Steve Guerdat peut toujours espérer décrocher un historique quatrième sacre en finale de la Coupe du monde à Fort Worth. Le Jurassien pointe au 2e rang avant l'ultime épreuve prévue dimanche.

Troisième de la première épreuve de cette finale jeudi, Steve Guerdat a signé vendredi sur Iashin Sitte son deuxième parcours sans-faute du week-end. Le cavalier jurassien a néanmoins fait tomber une perche dans le barrage, terminant 5e de la deuxième épreuve de cette finale.

Le champion olympique 2012 et vice-champion olympique 2024 abordera la troisième partie de cette finale, qui se disputera sur deux manches, avec un retard de 4 points sur le leader américain Kent Farrington.

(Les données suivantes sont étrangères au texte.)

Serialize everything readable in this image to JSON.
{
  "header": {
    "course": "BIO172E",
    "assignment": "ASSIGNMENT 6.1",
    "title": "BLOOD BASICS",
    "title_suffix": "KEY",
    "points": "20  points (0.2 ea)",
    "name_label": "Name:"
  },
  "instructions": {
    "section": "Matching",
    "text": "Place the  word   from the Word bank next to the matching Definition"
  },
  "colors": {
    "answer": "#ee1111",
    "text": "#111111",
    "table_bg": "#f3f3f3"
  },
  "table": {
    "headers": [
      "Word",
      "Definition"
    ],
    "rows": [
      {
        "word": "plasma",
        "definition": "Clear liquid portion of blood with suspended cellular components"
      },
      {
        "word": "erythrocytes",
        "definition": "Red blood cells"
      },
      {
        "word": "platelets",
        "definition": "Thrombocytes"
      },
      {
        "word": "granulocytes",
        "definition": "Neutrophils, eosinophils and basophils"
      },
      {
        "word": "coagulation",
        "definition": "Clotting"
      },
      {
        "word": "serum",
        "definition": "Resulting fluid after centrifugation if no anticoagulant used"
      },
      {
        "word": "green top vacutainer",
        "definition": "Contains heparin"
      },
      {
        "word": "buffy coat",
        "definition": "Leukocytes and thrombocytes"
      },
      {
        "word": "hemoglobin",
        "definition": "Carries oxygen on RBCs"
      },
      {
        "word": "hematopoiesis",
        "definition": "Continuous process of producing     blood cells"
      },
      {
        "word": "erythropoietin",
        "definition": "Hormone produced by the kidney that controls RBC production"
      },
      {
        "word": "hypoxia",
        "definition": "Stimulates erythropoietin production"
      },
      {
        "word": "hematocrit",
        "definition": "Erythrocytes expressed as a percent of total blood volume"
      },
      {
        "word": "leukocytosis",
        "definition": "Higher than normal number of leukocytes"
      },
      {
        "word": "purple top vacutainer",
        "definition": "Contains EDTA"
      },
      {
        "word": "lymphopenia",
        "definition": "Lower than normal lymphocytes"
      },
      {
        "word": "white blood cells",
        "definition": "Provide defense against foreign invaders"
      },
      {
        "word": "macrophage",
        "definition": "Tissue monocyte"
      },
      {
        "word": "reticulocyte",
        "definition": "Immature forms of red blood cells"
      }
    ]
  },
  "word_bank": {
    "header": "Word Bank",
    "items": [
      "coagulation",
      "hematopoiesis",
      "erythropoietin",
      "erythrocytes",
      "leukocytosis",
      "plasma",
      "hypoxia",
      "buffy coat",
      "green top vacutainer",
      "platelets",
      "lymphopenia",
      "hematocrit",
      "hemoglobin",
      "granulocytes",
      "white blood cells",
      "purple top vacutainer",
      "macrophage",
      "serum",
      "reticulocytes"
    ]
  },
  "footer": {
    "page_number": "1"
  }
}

Montant Toulayna, ce dernier a conservé la tête en remportant également la deuxième épreuve au menu.

La 3e place est occupée par le Français Kevin Staut, avec 6 points de pénalité, la 4e par l'Allemand Daniel Deusser et le Japonais Eiken Sato (7 points). Deuxième Suisses en lice au Texas, Martin Fuchs pointe au 16e rang avec 17 points. Le Zurichois et Lorde ont commis une faute vendredi, se classant 20e de la deuxième épreuve.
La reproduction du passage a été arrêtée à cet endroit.